Thursday, November 19, 2009

The mystery continues...

The mystery of Nalanda is not limited to Nalanda excavated remains but also extends to 100 of villages around it. There are hidden treasures that surface periodically and then there are those well hidden but find there mention in the literature. To know more about the heritage of Nalanda, these scattered gems need to be cherished and all the sites and villages that find mention in the plaques and inscriptions found during the excavations need to be referenced and tabulated in a database so that the information is readily accessible and research is promoted to explore them further. NNM is currently working on “The mapping of Nalanda” project. The project is about the documenting the heritage spread in the villages around Nalanda.

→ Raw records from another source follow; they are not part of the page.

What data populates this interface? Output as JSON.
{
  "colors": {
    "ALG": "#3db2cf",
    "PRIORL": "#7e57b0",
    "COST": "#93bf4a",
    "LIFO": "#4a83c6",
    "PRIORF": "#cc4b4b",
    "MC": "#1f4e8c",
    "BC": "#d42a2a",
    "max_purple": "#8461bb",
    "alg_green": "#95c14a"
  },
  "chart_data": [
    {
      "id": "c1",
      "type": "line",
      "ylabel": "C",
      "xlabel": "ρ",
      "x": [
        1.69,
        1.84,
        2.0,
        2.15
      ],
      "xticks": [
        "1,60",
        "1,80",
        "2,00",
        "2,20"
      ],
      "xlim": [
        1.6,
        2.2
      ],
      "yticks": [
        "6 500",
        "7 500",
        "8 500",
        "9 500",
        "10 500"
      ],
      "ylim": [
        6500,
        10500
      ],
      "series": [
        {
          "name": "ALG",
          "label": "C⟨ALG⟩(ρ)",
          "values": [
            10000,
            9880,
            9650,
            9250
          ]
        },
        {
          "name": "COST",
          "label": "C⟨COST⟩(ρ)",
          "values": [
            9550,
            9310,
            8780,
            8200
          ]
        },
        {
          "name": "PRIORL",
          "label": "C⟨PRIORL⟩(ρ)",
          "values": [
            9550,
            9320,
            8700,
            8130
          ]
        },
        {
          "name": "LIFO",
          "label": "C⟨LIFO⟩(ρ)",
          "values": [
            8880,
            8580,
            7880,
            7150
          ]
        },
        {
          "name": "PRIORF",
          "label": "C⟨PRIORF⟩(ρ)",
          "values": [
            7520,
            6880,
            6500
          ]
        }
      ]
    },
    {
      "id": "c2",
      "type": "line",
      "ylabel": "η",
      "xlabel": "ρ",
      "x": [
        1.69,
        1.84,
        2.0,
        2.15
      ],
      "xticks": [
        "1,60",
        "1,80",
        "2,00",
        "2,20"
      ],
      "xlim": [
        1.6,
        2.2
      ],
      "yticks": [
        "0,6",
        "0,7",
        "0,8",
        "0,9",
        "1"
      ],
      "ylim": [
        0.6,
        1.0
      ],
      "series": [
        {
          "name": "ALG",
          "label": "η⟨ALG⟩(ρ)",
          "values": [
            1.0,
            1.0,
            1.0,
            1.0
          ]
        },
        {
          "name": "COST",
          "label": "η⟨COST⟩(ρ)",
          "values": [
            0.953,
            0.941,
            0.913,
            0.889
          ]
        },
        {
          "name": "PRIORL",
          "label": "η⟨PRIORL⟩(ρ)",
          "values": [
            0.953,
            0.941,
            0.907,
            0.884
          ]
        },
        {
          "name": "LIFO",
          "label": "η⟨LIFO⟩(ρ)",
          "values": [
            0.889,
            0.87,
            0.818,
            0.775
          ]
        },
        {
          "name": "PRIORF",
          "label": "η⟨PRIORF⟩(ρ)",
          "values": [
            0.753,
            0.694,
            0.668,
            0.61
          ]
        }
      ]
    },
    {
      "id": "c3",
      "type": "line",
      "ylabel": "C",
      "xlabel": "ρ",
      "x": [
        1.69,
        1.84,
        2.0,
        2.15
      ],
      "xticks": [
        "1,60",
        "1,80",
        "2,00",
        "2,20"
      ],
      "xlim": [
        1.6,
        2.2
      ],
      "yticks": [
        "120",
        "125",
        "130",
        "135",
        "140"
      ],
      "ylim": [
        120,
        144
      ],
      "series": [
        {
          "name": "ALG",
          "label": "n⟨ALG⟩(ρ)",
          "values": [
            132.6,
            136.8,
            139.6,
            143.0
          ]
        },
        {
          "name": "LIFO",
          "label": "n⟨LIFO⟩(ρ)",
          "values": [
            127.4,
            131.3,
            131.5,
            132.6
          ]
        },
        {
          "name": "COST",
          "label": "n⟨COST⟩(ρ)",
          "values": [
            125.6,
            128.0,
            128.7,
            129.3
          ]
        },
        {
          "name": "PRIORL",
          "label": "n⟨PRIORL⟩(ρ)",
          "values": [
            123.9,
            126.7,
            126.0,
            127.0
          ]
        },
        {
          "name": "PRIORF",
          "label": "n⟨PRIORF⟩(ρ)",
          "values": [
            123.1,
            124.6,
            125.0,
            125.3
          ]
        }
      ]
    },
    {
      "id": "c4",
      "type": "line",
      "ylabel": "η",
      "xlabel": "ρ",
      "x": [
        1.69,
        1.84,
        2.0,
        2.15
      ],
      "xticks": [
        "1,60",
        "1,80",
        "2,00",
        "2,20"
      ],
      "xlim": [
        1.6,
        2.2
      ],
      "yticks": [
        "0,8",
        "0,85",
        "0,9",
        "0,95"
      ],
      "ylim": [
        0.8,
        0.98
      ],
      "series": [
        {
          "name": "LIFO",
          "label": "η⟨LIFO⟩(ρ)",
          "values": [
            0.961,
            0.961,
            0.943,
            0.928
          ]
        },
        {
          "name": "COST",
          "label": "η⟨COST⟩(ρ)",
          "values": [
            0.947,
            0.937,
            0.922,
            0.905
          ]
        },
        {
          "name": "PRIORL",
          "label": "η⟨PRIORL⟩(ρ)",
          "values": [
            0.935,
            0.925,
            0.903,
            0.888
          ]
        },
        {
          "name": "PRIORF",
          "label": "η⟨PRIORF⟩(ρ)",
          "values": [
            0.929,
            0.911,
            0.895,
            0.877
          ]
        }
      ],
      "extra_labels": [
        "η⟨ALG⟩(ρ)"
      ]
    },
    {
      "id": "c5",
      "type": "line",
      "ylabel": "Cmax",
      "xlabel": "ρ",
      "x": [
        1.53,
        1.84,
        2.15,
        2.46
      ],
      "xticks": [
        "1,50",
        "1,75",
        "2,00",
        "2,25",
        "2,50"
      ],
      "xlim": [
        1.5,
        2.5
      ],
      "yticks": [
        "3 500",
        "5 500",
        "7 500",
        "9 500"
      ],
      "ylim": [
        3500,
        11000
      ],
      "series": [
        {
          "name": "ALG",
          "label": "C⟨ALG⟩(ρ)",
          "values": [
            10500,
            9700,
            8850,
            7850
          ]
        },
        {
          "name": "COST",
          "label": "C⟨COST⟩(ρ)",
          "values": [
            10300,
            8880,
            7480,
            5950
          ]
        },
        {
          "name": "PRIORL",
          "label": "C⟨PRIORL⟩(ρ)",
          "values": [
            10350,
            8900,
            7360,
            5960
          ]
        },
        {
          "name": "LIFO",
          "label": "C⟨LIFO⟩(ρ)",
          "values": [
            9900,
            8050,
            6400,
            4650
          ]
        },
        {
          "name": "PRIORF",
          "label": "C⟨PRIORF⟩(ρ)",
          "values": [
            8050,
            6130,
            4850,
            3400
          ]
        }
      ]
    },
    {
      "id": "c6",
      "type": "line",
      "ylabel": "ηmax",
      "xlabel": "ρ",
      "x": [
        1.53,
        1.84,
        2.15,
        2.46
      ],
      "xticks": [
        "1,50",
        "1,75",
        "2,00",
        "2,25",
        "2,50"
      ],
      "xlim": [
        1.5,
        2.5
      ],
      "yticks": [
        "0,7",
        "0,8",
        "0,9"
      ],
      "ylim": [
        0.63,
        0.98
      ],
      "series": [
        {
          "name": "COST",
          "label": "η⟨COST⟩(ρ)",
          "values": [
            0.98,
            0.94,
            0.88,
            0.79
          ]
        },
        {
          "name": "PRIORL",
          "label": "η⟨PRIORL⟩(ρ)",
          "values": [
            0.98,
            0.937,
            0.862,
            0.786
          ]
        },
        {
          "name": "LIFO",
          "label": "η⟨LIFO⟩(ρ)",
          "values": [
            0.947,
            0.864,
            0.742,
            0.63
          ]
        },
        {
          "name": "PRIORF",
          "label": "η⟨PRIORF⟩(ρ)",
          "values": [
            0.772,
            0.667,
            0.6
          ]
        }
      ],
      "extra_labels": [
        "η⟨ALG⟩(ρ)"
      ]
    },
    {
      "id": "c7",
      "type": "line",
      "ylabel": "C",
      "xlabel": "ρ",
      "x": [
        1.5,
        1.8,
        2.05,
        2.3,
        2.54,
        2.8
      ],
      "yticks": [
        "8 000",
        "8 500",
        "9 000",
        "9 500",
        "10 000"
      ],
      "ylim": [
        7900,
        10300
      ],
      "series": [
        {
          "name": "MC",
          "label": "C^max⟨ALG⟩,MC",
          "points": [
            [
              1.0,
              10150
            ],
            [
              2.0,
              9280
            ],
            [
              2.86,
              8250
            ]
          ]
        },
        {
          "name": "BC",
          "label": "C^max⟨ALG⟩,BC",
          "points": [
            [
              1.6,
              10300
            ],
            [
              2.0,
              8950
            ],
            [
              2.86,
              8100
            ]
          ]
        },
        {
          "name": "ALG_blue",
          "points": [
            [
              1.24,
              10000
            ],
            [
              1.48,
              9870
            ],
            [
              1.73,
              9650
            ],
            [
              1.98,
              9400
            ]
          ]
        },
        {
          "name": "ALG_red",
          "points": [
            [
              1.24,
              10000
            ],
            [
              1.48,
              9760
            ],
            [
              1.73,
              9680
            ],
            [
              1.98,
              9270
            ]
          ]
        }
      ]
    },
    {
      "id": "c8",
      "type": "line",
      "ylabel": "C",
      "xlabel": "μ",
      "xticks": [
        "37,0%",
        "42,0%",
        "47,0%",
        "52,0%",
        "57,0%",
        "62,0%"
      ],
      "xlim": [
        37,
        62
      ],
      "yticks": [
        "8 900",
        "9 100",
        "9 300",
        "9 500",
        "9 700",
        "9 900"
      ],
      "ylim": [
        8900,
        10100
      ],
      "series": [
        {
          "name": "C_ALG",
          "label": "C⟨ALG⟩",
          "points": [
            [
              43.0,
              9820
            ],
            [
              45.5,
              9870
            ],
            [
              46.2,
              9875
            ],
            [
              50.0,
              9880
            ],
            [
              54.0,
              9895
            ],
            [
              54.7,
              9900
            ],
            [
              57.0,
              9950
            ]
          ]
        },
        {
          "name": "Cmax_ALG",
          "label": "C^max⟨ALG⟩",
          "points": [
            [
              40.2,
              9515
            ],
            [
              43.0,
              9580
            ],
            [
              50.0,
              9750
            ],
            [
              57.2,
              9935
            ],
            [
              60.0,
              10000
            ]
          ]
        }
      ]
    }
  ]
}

Nalanda Mahasangharama was not the lone monastery in the vicinity, Xuanzang mentions more than 50 Monasteries in the Magadha region. We have more than 10 monastic remains in 15 km radius of Nalanda Sangharama. Other than monastic remains we have many villages with ancient remains. All the archaeological remains in the vicinity are very important and there is a need to explore the possible links between them. We have historical evidence of 100 villages supporting Nalanda Mahasangharama. The heritage of Nalanda extends much beyond present stretch of excavated and unexcavated remains at Bargaon. There is a need to study the archaeological profile of Nalanda to find all the unanswered questions.

The earliest record of the Nalanda Mahasangharama comes from the accounts of Xuanzang, Itsing and Hwui Lin; they mentioned the temples and stupas, raised at the places associated with the Buddha. A temple at the place were the Buddha preached law for 7 days, a Stupa where foreign Bhikkhus met the Buddha, another stupa where the Buddha preached and a tree developing from the tooth pick of the Buddha. These observations by the pilgrims inform us that Nalanda was an important destination even during the Buddha times. Pali commentaries and Jain literature too mention about a prosperous Nalanda where the Buddha and the Mahavira had rich devotees. On the basis of Xuanzang’s travelogue; we can say that the Nalanda as mentioned from the Buddha time of the same as the Nalanda of Mahasangharama. Also, these travelogues don’t mention any other place named “Nalanda” in the vicinity of Nalanda Mahasangharama. It is important to note that Fahien’s travelogue does not leave a detailed account of this place leading us to assume that Nalanda was not a prominent place at the time of his visit. Also his stay in this particular area was very brief; he didn’t visit Kulika, the birth place of the Moggallana.

Another important logical connection is as per Pali literature which states that the Nalanda was associated with the Buddha and was about 1 Yojan from Rajgir and the Nalanda ruins are about that distance from Rajgir. These facts help us establish the link about Nalanda’s historic past.

From the travelogues we know the first monastery was raised by King Sakraditya. Xuanzang says about south of the sangharama in the middle of amra there is tank. The naga of this tank was called Nalanda. By the side of the tank is the sangharama, therefore, takes the name of the naga. But another account which he feels is true says Buddha in previous birth was king of this place. Moved by the pity of the living things, he delighted in continually relieving them, and the “Charity without intermission” is in perpetuation of his benevolence.

Hwui Lun also describes that Nalanda University was built by the old king Sakraditya for Bhikshu of north India. And that he had to struggle a lot to establish the monastery here and it was later kings who took care of the obstruction and later developed it as a glorious institution in whole of Jambudvipa.

The Nalanda Mahasangharama was a magnificent centre of learning for more than 800 years. It attracted students from whole of South-East Asia. We have archaeological evidence of it receiving patronage from kings and lay patrons from India and abroad. Broadly the royal patronage is clubbed in Gupta and Pala periods. As per the accounts of Dharmaswamin who was here in 1234 AD, a decade after the Muslim invasion, Nalanda was counting its last days with 70 odd students and one octogenarian teacher, taking piggy back ride to escape the attacks of Muslim soldiers stationed at Odantapuri (now Bihar Sharif). And we don’t have any eyewitness accounts of life at Nalanda Mahasangharama after Dharmaswamin visit.

The first record of the extensive mound of Nalanda (Bargaon) comes from Botanist Buchanan who in 1814 AD was doing survey of the region. He had little idea about its potential, he treated it as just another mound he saw in his career as surveyor. He mentions the mound as remains of palace of King Bhimika as told by the Hindu population there. It was only after English translations of the book by Xuanzang “Ta-Tang-Hsi-yu-chi”, i.e., records of the western lands of the great Tang period, came into hands of then orientalists like Cunningham in mid 19th century that they discovered that the big mound at Bargaon as remains of Ancient Nalanda sangharama. This was also confirmed by many seals reading “Sri-Nalandamahavihariy-Arya-Bhikshu-Sanghasya" found during the excavations from 1913 to 1934.